One day, about three years ago, Latarski saw a stick oscillating in the flowing water of a creek. “Water can be the force which excites objects to vibrate just as hammering, blowing, or plucking,” he realized. He modified an old guitar into an instrument that could be submerged into a stream, and let the water vibrate its strings. Thus was born his water guitar. An early use of this instrument is heard in his River Speak part 1 and part 2 on his Heart Dance Records release, Frozen Moments.
Wind Water Wing: Nature Voices of Oregon is Latarski’s first attempt to combine the sounds of nature with the subtlety of both his wind and water instruments. The inspiration for the album came not only from nature’s soundscape, but also the sights, textures and smells that he wishes he could bottle. “My senses can become so stimulated by all of these forces that a flow or dialogue emerges with the environment,” he explains. “I feel this connection physically, and something inside of me opens, and perhaps for a time I feel fully connected with the natural world.”

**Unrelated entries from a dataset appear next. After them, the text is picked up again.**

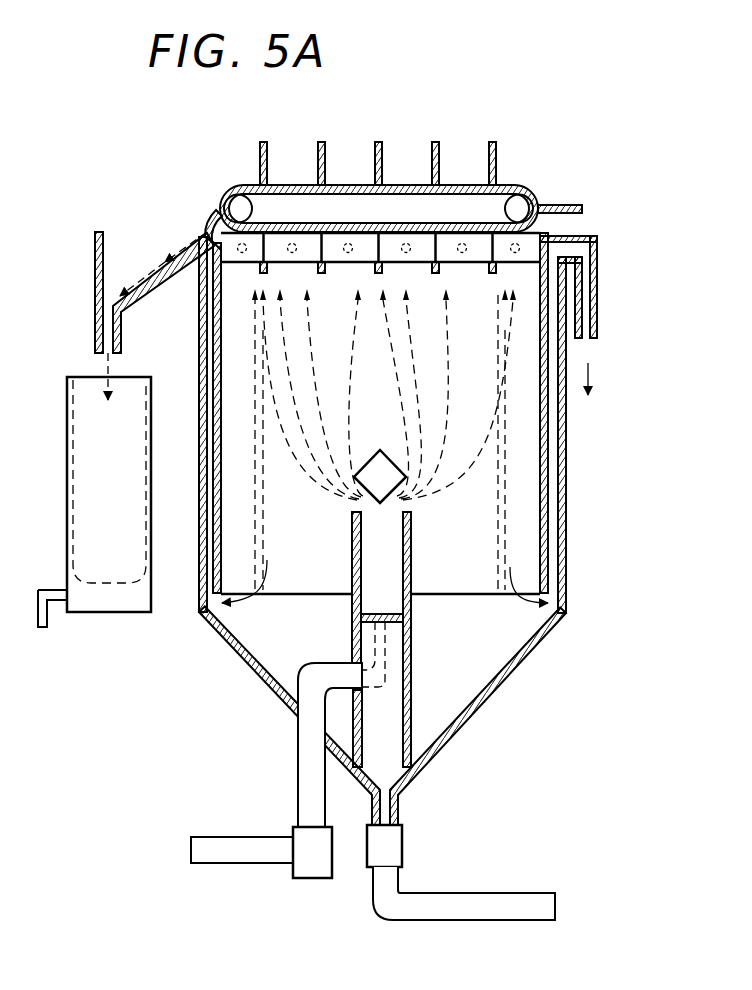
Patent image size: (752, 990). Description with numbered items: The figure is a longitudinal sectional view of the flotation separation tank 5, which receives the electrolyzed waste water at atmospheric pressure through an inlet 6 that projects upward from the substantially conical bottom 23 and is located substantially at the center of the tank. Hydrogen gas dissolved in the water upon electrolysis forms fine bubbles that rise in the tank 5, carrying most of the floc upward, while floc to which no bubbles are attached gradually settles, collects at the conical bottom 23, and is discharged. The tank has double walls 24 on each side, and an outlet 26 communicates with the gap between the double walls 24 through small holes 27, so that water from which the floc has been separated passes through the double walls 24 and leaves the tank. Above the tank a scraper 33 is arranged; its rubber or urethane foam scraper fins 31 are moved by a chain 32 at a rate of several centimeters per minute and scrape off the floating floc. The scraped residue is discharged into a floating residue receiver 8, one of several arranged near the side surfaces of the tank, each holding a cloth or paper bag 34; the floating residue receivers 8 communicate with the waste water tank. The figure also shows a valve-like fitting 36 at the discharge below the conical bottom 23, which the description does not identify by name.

The flotation separation tank 5 is at (585, 412).
The inlet 6 is at (358, 576).
The floating residue receiver 8 is at (68, 530).
The conical bottom 23 is at (520, 666).
The double walls 24 is at (548, 498).
The outlet 26 is at (586, 338).
The small holes 27 is at (520, 246).
The scraper fins 31 is at (320, 165).
The chain 32 is at (232, 198).
The scraper 33 is at (234, 148).
The bag 34 is at (73, 452).
The outlet valve 36 is at (392, 852).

Collecting field recordings in nature has been filled with many challenges for Latarski. He notes that before Covid-19, airplanes were the biggest source of unwanted noise. That acoustic irritant has subsided with fewer scheduled flights. But cattle, tractors, sirens, horns, yelling, chainsaws, leaf blowers, lawn mowers, gun shots, weed whackers, and other “audio flotsam and jetsam” remain a problem.
From Sound to Vision
Latarski began exploring photography in earnest in 2013 when he bought a fancy camera for shooting video — then discovered it to be a pretty good still camera as well.
“My work as a musician has greatly influenced my photography because I’m an improviser and I often conceptualize photos and make them happen,” Latarski explains. “I also have an eye for the subtle and I’m not put off by how difficult it may be to get an interesting shot.”

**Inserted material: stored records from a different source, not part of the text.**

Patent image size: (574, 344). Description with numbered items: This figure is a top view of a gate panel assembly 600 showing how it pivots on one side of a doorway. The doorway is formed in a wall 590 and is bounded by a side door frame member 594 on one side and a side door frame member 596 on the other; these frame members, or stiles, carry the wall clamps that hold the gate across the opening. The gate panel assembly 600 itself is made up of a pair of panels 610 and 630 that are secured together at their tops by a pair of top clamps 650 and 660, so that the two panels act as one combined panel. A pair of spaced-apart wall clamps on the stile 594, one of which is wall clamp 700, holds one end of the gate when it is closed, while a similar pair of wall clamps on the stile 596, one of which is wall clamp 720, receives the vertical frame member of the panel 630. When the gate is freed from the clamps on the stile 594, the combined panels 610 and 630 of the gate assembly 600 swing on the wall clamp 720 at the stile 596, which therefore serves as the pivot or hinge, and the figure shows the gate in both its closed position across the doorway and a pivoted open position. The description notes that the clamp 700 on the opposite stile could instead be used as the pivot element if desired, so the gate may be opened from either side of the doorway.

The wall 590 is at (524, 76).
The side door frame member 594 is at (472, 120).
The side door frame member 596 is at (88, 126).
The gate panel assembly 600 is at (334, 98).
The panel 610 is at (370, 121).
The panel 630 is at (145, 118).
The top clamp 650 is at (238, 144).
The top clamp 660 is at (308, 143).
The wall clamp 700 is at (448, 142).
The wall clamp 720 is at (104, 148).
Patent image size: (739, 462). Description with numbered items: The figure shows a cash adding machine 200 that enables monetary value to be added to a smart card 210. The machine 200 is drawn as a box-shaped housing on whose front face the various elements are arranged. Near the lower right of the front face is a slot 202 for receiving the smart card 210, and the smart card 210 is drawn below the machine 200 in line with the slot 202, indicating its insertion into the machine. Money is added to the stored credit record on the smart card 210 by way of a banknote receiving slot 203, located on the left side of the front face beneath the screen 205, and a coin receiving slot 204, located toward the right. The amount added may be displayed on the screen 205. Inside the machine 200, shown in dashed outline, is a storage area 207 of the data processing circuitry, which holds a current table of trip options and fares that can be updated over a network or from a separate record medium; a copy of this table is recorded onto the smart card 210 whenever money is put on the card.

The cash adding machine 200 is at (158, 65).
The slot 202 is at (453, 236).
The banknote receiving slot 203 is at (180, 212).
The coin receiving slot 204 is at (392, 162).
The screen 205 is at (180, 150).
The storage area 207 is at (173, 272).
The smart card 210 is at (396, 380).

A long time friendship with the late Pulitzer Prize award winning Eugene photojournalist, Brian Lanker, has been an on-going inspiration to Latarski. “I met him in the early ‘80s and we became fast friends. He loved my music and I loved his work and personality.” Latarski found Lanker’s many stories about how he made certain photos inspiring.
Much like his innovation with the wind and water guitar, Latarski has also experimented with photo techniques such as attaching a camera to a 12 foot pole and connecting it to his kayak to get the camera high above the ground — like a poor man’s drone. An example of Latarski’s video, photography, and music can be seen in RIVER Suite part 1, Into the Clouds.

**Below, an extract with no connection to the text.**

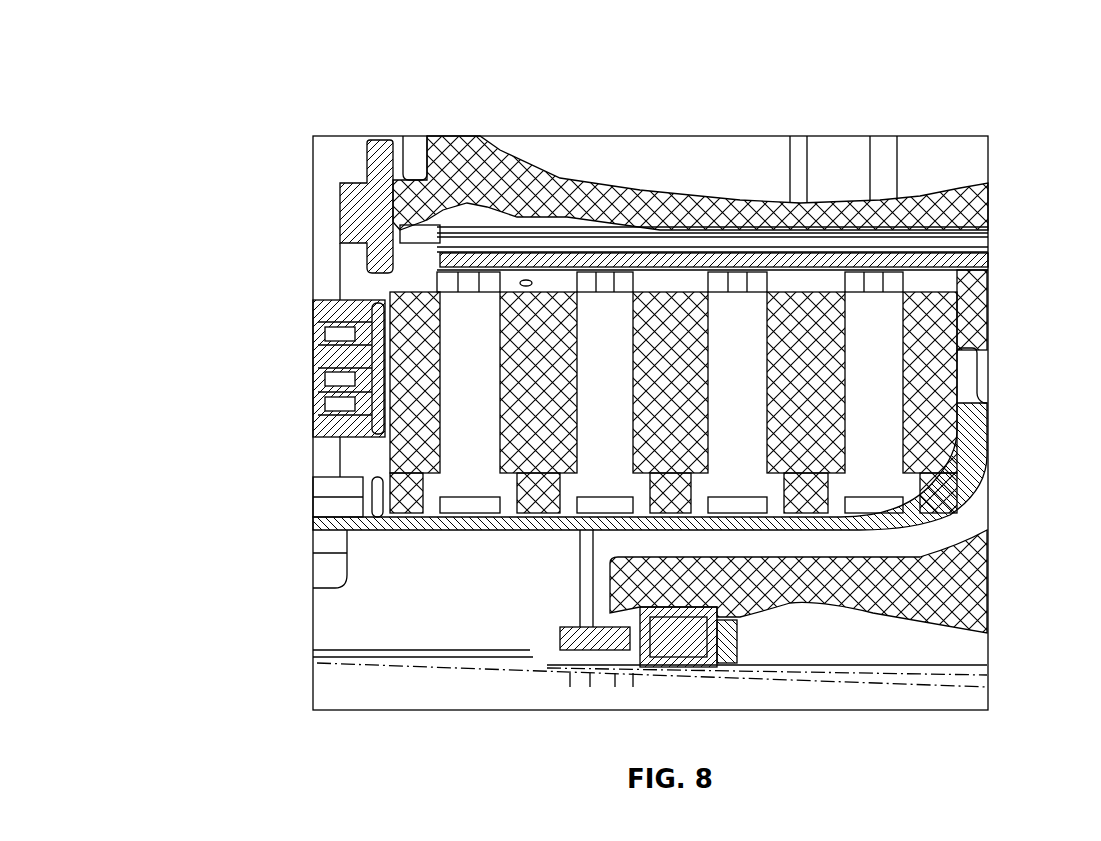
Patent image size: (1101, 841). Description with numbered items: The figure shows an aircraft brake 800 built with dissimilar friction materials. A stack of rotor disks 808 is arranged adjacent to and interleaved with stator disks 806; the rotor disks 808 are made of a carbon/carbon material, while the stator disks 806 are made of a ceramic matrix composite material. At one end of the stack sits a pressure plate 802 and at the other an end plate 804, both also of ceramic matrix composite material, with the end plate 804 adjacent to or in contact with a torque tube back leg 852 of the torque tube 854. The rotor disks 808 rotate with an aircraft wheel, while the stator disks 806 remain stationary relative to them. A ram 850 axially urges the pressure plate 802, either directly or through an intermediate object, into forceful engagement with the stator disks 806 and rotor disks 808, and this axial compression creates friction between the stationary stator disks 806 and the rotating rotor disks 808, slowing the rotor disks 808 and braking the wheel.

Many of Latarski’s still photographs, as viewed online at Picfair, reflect what he calls “looking for the miraculous in the mundane” with images of seed pods, leaves, tree rings, patterns, textures, barkscapes, and all sorts of macro details that most people just never see.
For Latarski, searching for the visual, aural, tactile and olfactory in nature can give us a deeper connection with nature. If we choose to pay attention and become engaged without distraction, our lives are much richer for the effort.
Gary Ferrington is a Senior Instructor Emeritus, Instructional Systems Technology, College of Education, University of Oregon. He is an advocate for new music and serves as project coordinator for Oregon ComposersWatch.